The House yesterday overwhelmingly rejected the latest costly plan to repair Union Station and complete the National Visitor Center there, thwarting what one opponent of the legislation called "the great train station robbery."

By a vote of 247 to 139, the House defeated a proposal to spend another $39 million -- $44 million already has been spent on the structure in the last 10 years -- to restore the train terminal to the main concourse, complete a partially constructed 1,400-space parking garage, relocate the vistors' center in less space and make critically needed structural repairs to the 70-year-old building.

The next attempt to complete the renovation of the building is likely to come in the Senate, where the visitors center -- conceived as a highlight of the 1976 Bicentennial -- is believed to face even greater opposition than it did in the House. A possible compromise, sources indicated, would be to authorize renovation of the train station and abandon plans for a vistors' center.

Rep. Elliott H. Leviatas (D-Ga.), chairman of the House Public Buildings and Grounds Subcommittee and sponsor of the defeated legislation, said the existing situation offers "an inadequate, incomplete facility" to a growing number of rail passengers. The terminal was relocated at the rear of the main building to make room for an elaborate display for tourists in the main concourse, but the work was halted three years ago because of mounting cost overruns.

Rep. Robert E. Bauman, (R-Md.), who dubbed the bill "the great train station robbery," during the debate, said "I realize something has to be done on this building on which all this money has been spent."

Rep. Norman Y. Mineta (D-Calif.), who was chairman of the subcommittee before Levitas, said "it (the bill) needs to be passed because we already have spent $45 million on it and the taxpayers have got very little but inconvenience on their investment," Mineta called the proposal "an acceptable solution to an intolerable situation."

House Public Works Chairman Harold T. (Bizz) Johnson (D-Cal.), said he recognized that "we already have asked for authorization three times in the last decade" for the facility "and each time was to have been the last."

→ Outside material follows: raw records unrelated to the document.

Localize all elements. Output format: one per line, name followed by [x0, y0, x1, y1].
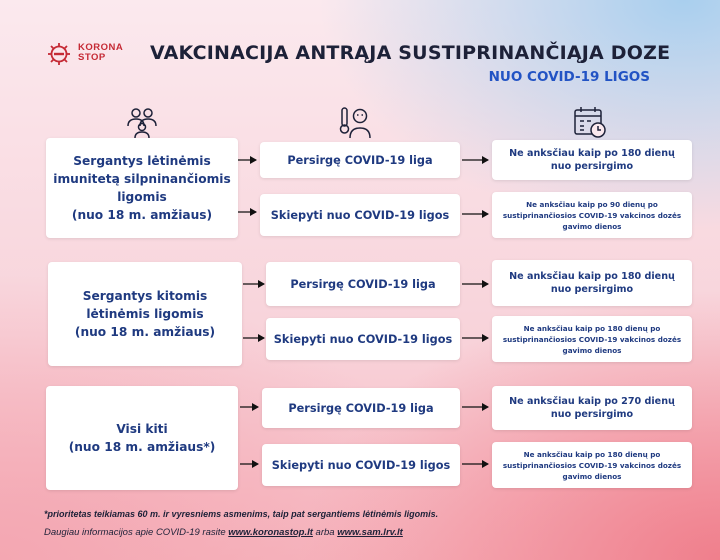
- condition-label: Skiepyti nuo COVID-19 ligos: [271, 458, 451, 472]
- condition-box-vaccinated: [262, 444, 460, 486]
- timing-box: [492, 316, 692, 362]
- timing-box: [492, 192, 692, 238]
- group-label: Visi kiti (nuo 18 m. amžiaus*): [68, 422, 216, 454]
- timing-label: Ne anksčiau kaip po 180 dienų po sustiprinančiosios COVID-19 vakcinos dozės gavimo dienos: [502, 323, 682, 355]
- condition-label: Persirgę COVID-19 liga: [290, 277, 436, 291]
- condition-label: Skiepyti nuo COVID-19 ligos: [273, 332, 453, 346]
- timing-box: [492, 442, 692, 488]
- condition-label: Persirgę COVID-19 liga: [288, 401, 434, 415]
- koronastop-link[interactable]: www.koronastop.lt: [228, 527, 313, 538]
- group-box-immunocompromised: [46, 138, 238, 238]
- timing-box: [492, 386, 692, 430]
- info-middle: arba: [312, 527, 338, 538]
- timing-label: Ne anksčiau kaip po 180 dienų nuo persirgimo: [509, 271, 675, 295]
- condition-box-recovered: [260, 142, 460, 178]
- condition-box-vaccinated: [260, 194, 460, 236]
- sam-link[interactable]: www.sam.lrv.lt: [337, 527, 403, 538]
- condition-label: Persirgę COVID-19 liga: [287, 153, 433, 167]
- group-box-chronic: [48, 262, 242, 366]
- timing-label: Ne anksčiau kaip po 180 dienų nuo persirgimo: [509, 148, 675, 172]
- footnote: *prioritetas teikiamas 60 m. ir vyresniems asmenims, taip pat sergantiems lėtinėmis ligomis.: [44, 509, 439, 519]
- info-prefix: Daugiau informacijos apie COVID-19 rasite: [44, 527, 229, 538]
- condition-box-vaccinated: [266, 318, 460, 360]
- timing-label: Ne anksčiau kaip po 180 dienų po sustiprinančiosios COVID-19 vakcinos dozės gavimo dienos: [502, 449, 682, 481]
- timing-label: Ne anksčiau kaip po 90 dienų po sustiprinančiosios COVID-19 vakcinos dozės gavimo dienos: [502, 199, 682, 231]
- page-subtitle: NUO COVID-19 LIGOS: [488, 69, 650, 85]
- timing-box: [492, 260, 692, 306]
- timing-box: [492, 140, 692, 180]
- condition-label: Skiepyti nuo COVID-19 ligos: [270, 208, 450, 222]
- logo-text: KORONA STOP: [78, 42, 124, 63]
- info-line: [44, 527, 403, 538]
- condition-box-recovered: [262, 388, 460, 428]
- group-label: Sergantys kitomis lėtinėmis ligomis (nuo 18 m. amžiaus): [74, 289, 216, 339]
- group-box-others: [46, 386, 238, 490]
- timing-label: Ne anksčiau kaip po 270 dienų nuo persirgimo: [509, 396, 675, 420]
- group-label: Sergantys lėtinėmis imunitetą silpninančiomis ligomis (nuo 18 m. amžiaus): [53, 154, 231, 222]
- condition-box-recovered: [266, 262, 460, 306]
- page-title: VAKCINACIJA ANTRĄJA SUSTIPRINANČIĄJA DOZE: [150, 42, 671, 64]
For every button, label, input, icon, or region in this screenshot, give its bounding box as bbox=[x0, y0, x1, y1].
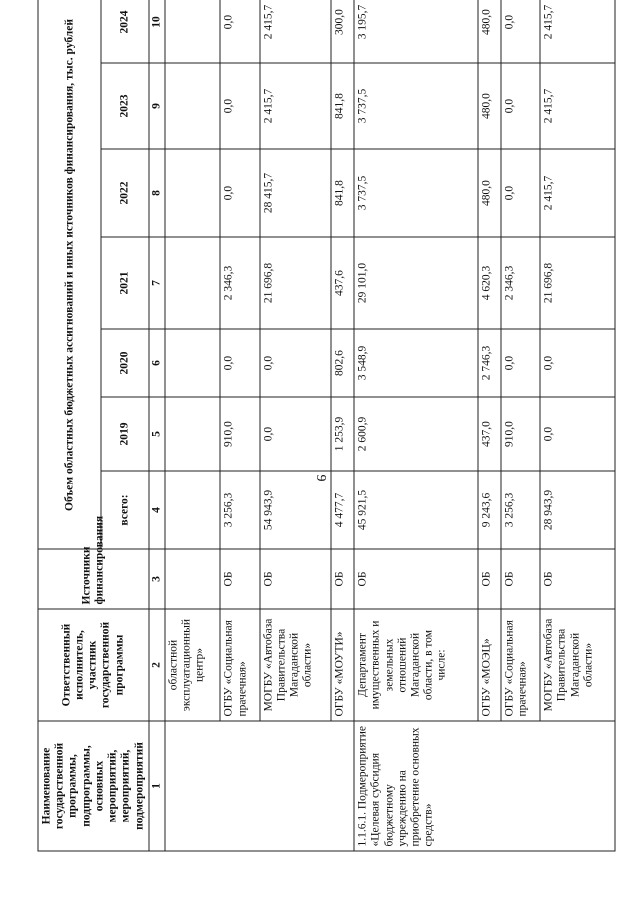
row-value bbox=[165, 149, 221, 237]
header-year: 2019 bbox=[101, 397, 148, 471]
column-index: 2 bbox=[149, 609, 165, 721]
header-funding-group: Объем областных бюджетных ассигнований и иных источников финансирования, тыс. рублей bbox=[38, 0, 101, 549]
column-index: 1 bbox=[149, 721, 165, 851]
row-value bbox=[165, 63, 221, 149]
row-source: ОБ bbox=[354, 549, 478, 609]
header-total: всего: bbox=[101, 471, 148, 549]
column-index: 5 bbox=[149, 397, 165, 471]
row-value: 2 415,7 bbox=[540, 149, 615, 237]
financing-table-sheet bbox=[38, 0, 603, 852]
row-value: 2 415,7 bbox=[260, 63, 332, 149]
header-year: 2024 bbox=[101, 0, 148, 63]
row-value: 480,0 bbox=[478, 149, 501, 237]
row-executor: ОГБУ «Социальная прачечная» bbox=[220, 609, 259, 721]
table-row bbox=[165, 0, 221, 851]
row-value: 2 746,3 bbox=[478, 329, 501, 397]
row-value: 4 620,3 bbox=[478, 237, 501, 329]
row-value: 841,8 bbox=[331, 149, 354, 237]
row-value: 3 195,7 bbox=[354, 0, 478, 63]
row-value: 3 548,9 bbox=[354, 329, 478, 397]
row-value: 0,0 bbox=[501, 0, 540, 63]
header-source: Источники финансирования bbox=[38, 549, 149, 609]
row-name bbox=[165, 721, 354, 851]
row-value: 54 943,9 bbox=[260, 471, 332, 549]
row-value: 29 101,0 bbox=[354, 237, 478, 329]
row-value: 2 346,3 bbox=[501, 237, 540, 329]
row-name: 1.1.6.1. Подмероприятие «Целевая субсидия бюджетному учреждению на приобретение основных средств» bbox=[354, 721, 615, 851]
column-index: 7 bbox=[149, 237, 165, 329]
row-value: 2 415,7 bbox=[260, 0, 332, 63]
row-value: 9 243,6 bbox=[478, 471, 501, 549]
row-value: 21 696,8 bbox=[260, 237, 332, 329]
row-value bbox=[165, 329, 221, 397]
row-value: 0,0 bbox=[260, 329, 332, 397]
column-index: 10 bbox=[149, 0, 165, 63]
row-value: 802,6 bbox=[331, 329, 354, 397]
row-value: 0,0 bbox=[260, 397, 332, 471]
row-value: 28 943,9 bbox=[540, 471, 615, 549]
row-value: 0,0 bbox=[540, 329, 615, 397]
row-value: 28 415,7 bbox=[260, 149, 332, 237]
row-source: ОБ bbox=[220, 549, 259, 609]
row-executor: областной эксплуатационный центр» bbox=[165, 609, 221, 721]
header-executor: Ответственный исполнитель, участник государственной программы bbox=[38, 609, 149, 721]
row-value: 4 477,7 bbox=[331, 471, 354, 549]
row-value bbox=[165, 237, 221, 329]
row-executor: ОГБУ «МОУТИ» bbox=[331, 609, 354, 721]
row-value: 0,0 bbox=[220, 63, 259, 149]
row-value: 3 256,3 bbox=[220, 471, 259, 549]
row-value: 0,0 bbox=[501, 149, 540, 237]
column-index: 6 bbox=[149, 329, 165, 397]
row-value: 3 256,3 bbox=[501, 471, 540, 549]
table-row bbox=[354, 0, 478, 851]
row-source: ОБ bbox=[501, 549, 540, 609]
header-year: 2020 bbox=[101, 329, 148, 397]
row-value bbox=[165, 0, 221, 63]
row-value: 910,0 bbox=[220, 397, 259, 471]
column-index: 4 bbox=[149, 471, 165, 549]
header-year: 2022 bbox=[101, 149, 148, 237]
header-year: 2023 bbox=[101, 63, 148, 149]
row-source: ОБ bbox=[540, 549, 615, 609]
row-value: 2 600,9 bbox=[354, 397, 478, 471]
row-value: 3 737,5 bbox=[354, 149, 478, 237]
row-value: 0,0 bbox=[501, 63, 540, 149]
row-value: 3 737,5 bbox=[354, 63, 478, 149]
page-number: 9 bbox=[313, 474, 328, 482]
row-value: 0,0 bbox=[220, 329, 259, 397]
row-value: 45 921,5 bbox=[354, 471, 478, 549]
row-executor: МОГБУ «Автобаза Правительства Магаданской области» bbox=[260, 609, 332, 721]
row-value bbox=[165, 397, 221, 471]
row-value: 0,0 bbox=[501, 329, 540, 397]
row-value: 1 253,9 bbox=[331, 397, 354, 471]
row-value: 2 415,7 bbox=[540, 0, 615, 63]
row-executor: Департамент имущественных и земельных отношений Магаданской области, в том числе: bbox=[354, 609, 478, 721]
row-source bbox=[165, 549, 221, 609]
row-value: 0,0 bbox=[220, 149, 259, 237]
row-executor: МОГБУ «Автобаза Правительства Магаданской области» bbox=[540, 609, 615, 721]
row-value: 2 415,7 bbox=[540, 63, 615, 149]
row-value bbox=[165, 471, 221, 549]
financing-table bbox=[38, 0, 616, 852]
column-index: 9 bbox=[149, 63, 165, 149]
row-value: 0,0 bbox=[220, 0, 259, 63]
row-value: 21 696,8 bbox=[540, 237, 615, 329]
row-executor: ОГБУ «МОЭЦ» bbox=[478, 609, 501, 721]
row-value: 480,0 bbox=[478, 0, 501, 63]
row-executor: ОГБУ «Социальная прачечная» bbox=[501, 609, 540, 721]
column-index: 3 bbox=[149, 549, 165, 609]
row-value: 437,0 bbox=[478, 397, 501, 471]
row-value: 841,8 bbox=[331, 63, 354, 149]
row-source: ОБ bbox=[260, 549, 332, 609]
column-index: 8 bbox=[149, 149, 165, 237]
row-value: 300,0 bbox=[331, 0, 354, 63]
row-value: 480,0 bbox=[478, 63, 501, 149]
row-value: 910,0 bbox=[501, 397, 540, 471]
row-value: 0,0 bbox=[540, 397, 615, 471]
header-year: 2021 bbox=[101, 237, 148, 329]
row-value: 437,6 bbox=[331, 237, 354, 329]
row-value: 2 346,3 bbox=[220, 237, 259, 329]
header-name: Наименование государственной программы, подпрограммы, основных мероприятий, мероприятий, подмероприятий bbox=[38, 721, 149, 851]
row-source: ОБ bbox=[331, 549, 354, 609]
row-source: ОБ bbox=[478, 549, 501, 609]
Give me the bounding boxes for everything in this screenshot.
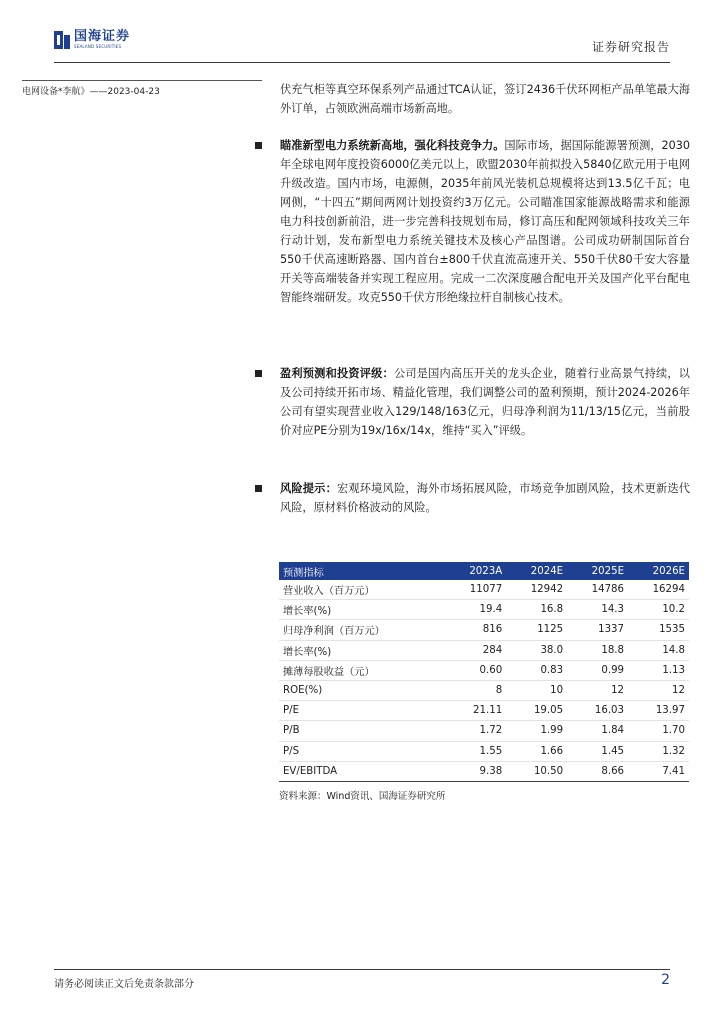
value-cell: 38.0 (506, 640, 567, 660)
value-cell: 16294 (628, 580, 689, 600)
bullet-title: 风险提示： (280, 482, 337, 495)
value-cell: 1.72 (445, 721, 507, 741)
value-cell: 8 (445, 680, 507, 700)
table-row (279, 640, 689, 660)
table-header-cell: 2026E (628, 562, 689, 580)
table-row (279, 660, 689, 680)
bullet-body: 宏观环境风险，海外市场拓展风险，市场竞争加剧风险，技术更新迭代风险，原材料价格波动的风险。 (280, 482, 690, 514)
value-cell: 16.03 (567, 701, 628, 721)
table-header-cell: 2023A (445, 562, 507, 580)
report-type-title: 证券研究报告 (591, 40, 670, 54)
forecast-table-section (279, 562, 689, 802)
bullet-square-icon (255, 485, 262, 492)
table-source-note: 资料来源：Wind资讯、国海证券研究所 (279, 790, 446, 802)
value-cell: 0.83 (506, 660, 567, 680)
table-row (279, 600, 689, 620)
table-header-row (279, 562, 689, 580)
value-cell: 1.84 (567, 721, 628, 741)
related-report-link[interactable]: 电网设备*李航》——2023-04-23 (22, 87, 160, 97)
value-cell: 1.55 (445, 741, 507, 761)
company-logo (54, 30, 130, 49)
value-cell: 12 (628, 680, 689, 700)
table-row (279, 680, 689, 700)
row-label-cell: 归母净利润（百万元） (279, 620, 445, 640)
value-cell: 12942 (506, 580, 567, 600)
bullet-body: 国际市场，据国际能源署预测，2030年全球电网年度投资6000亿美元以上，欧盟2030年前拟投入5840亿欧元用于电网升级改造。国内市场，电源侧，2035年前风光装机总规模将达到13.5亿千瓦；电网侧，“十四五”期间两网计划投资约3万亿元。公司瞄准国家能源战略需求和能源电力科技创新前沿，进一步完善科技规划布局，修订高压和配网领域科技攻关三年行动计划，发布新型电力系统关键技术及核心产品图谱。公司成功研制国际首台550千伏高速断路器、国内首台±800千伏直流高速开关、550千伏80千安大容量开关等高端装备并实现工程应用。完成一二次深度融合配电开关及国产化平台配电智能终端研发。攻克550千伏方形绝缘拉杆自制核心技术。 (280, 139, 690, 304)
sidebar-divider (22, 80, 262, 81)
row-label-cell: 增长率(%) (279, 640, 445, 660)
row-label-cell: EV/EBITDA (279, 761, 445, 781)
logo-icon (54, 31, 70, 49)
row-label-cell: 摊薄每股收益（元） (279, 660, 445, 680)
value-cell: 1.70 (628, 721, 689, 741)
value-cell: 14.3 (567, 600, 628, 620)
table-row (279, 580, 689, 600)
table-row (279, 701, 689, 721)
value-cell: 14786 (567, 580, 628, 600)
value-cell: 9.38 (445, 761, 507, 781)
value-cell: 21.11 (445, 701, 507, 721)
row-label-cell: 营业收入（百万元） (279, 580, 445, 600)
value-cell: 7.41 (628, 761, 689, 781)
footer-divider (54, 969, 670, 970)
bullet-body: 公司是国内高压开关的龙头企业，随着行业高景气持续，以及公司持续开拓市场、精益化管理，我们调整公司的盈利预期，预计2024-2026年公司有望实现营业收入129/148/163亿元，归母净利润为11/13/15亿元，当前股价对应PE分别为19x/16x/14x，维持“买入”评级。 (280, 367, 690, 437)
value-cell: 16.8 (506, 600, 567, 620)
value-cell: 8.66 (567, 761, 628, 781)
table-row (279, 741, 689, 761)
bullet-square-icon (255, 370, 262, 377)
value-cell: 1125 (506, 620, 567, 640)
intro-paragraph (280, 80, 690, 118)
table-row (279, 620, 689, 640)
logo-name-cn: 国海证券 (74, 29, 131, 44)
footer-disclaimer: 请务必阅读正文后免责条款部分 (54, 979, 194, 990)
value-cell: 10.50 (506, 761, 567, 781)
value-cell: 1.32 (628, 741, 689, 761)
bullet-title: 瞄准新型电力系统新高地，强化科技竞争力。 (280, 139, 505, 152)
bullet-strategy (280, 136, 690, 307)
value-cell: 19.4 (445, 600, 507, 620)
table-header-cell: 2025E (567, 562, 628, 580)
forecast-table (279, 562, 689, 782)
value-cell: 1.45 (567, 741, 628, 761)
bullet-forecast (280, 364, 690, 440)
value-cell: 0.60 (445, 660, 507, 680)
bullet-risk (280, 479, 690, 517)
value-cell: 1337 (567, 620, 628, 640)
header-divider (54, 62, 670, 63)
value-cell: 1.13 (628, 660, 689, 680)
page-number: 2 (661, 972, 670, 988)
row-label-cell: P/E (279, 701, 445, 721)
logo-name-en: SEALAND SECURITIES (74, 44, 122, 49)
value-cell: 12 (567, 680, 628, 700)
table-row (279, 721, 689, 741)
table-row (279, 761, 689, 781)
value-cell: 1.66 (506, 741, 567, 761)
value-cell: 18.8 (567, 640, 628, 660)
value-cell: 19.05 (506, 701, 567, 721)
value-cell: 10.2 (628, 600, 689, 620)
value-cell: 13.97 (628, 701, 689, 721)
table-header-cell: 2024E (506, 562, 567, 580)
value-cell: 284 (445, 640, 507, 660)
row-label-cell: ROE(%) (279, 680, 445, 700)
row-label-cell: P/S (279, 741, 445, 761)
table-header-cell: 预测指标 (279, 562, 445, 580)
row-label-cell: P/B (279, 721, 445, 741)
value-cell: 816 (445, 620, 507, 640)
table-body (279, 580, 689, 781)
bullet-title: 盈利预测和投资评级： (280, 367, 394, 380)
bullet-square-icon (255, 142, 262, 149)
value-cell: 11077 (445, 580, 507, 600)
value-cell: 10 (506, 680, 567, 700)
row-label-cell: 增长率(%) (279, 600, 445, 620)
value-cell: 14.8 (628, 640, 689, 660)
intro-text: 伏充气柜等真空环保系列产品通过TCA认证，签订2436千伏环网柜产品单笔最大海外订单，占领欧洲高端市场新高地。 (280, 83, 690, 115)
value-cell: 1.99 (506, 721, 567, 741)
value-cell: 1535 (628, 620, 689, 640)
value-cell: 0.99 (567, 660, 628, 680)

But Johnson said the latest money request was needed to repair "one of the most beautiful buildings" in the Nation's Capital, which he said "is deteriorating."

Levitas added that it is "easy and enjoyable" for opponents to "engage in an orgy of condemnation" of the proposal. But he said the choice was between "a hole in the ground or a viable visitor center and railroad station."

Unless or until new legislation is approved, the crumbling, classic Roman structure may become, as Rep. John Ashbrook (R-Ohio) urged yesterday that it should, a symbol of where Congress drew "a water line" to which taxpayers could point and say "that's where we stopped" big federal spending programs.

The rejected legislation had the backing of the Carter administration and Amtrak, but it met with bipartisan opposition when House members, most of whom were absent during the debate, came to the floor to vote.

Democrats split nearly even on the issue, with 125 voting for it and 122 against it. Republicans were nearly unanimous in their opposition, with all but 14 of 130 voting in opposition.

Among local House members, Reps. Michael D. Barnes (D-Md.) and Joseph L. Fisher (D-Va.) voted for the legislation. Reps. Gladys Noon Spellman (D-Md.), Herbert E. Harris II (D-Va.), Beverly Byron (D-Md.) and Bauman voted against it.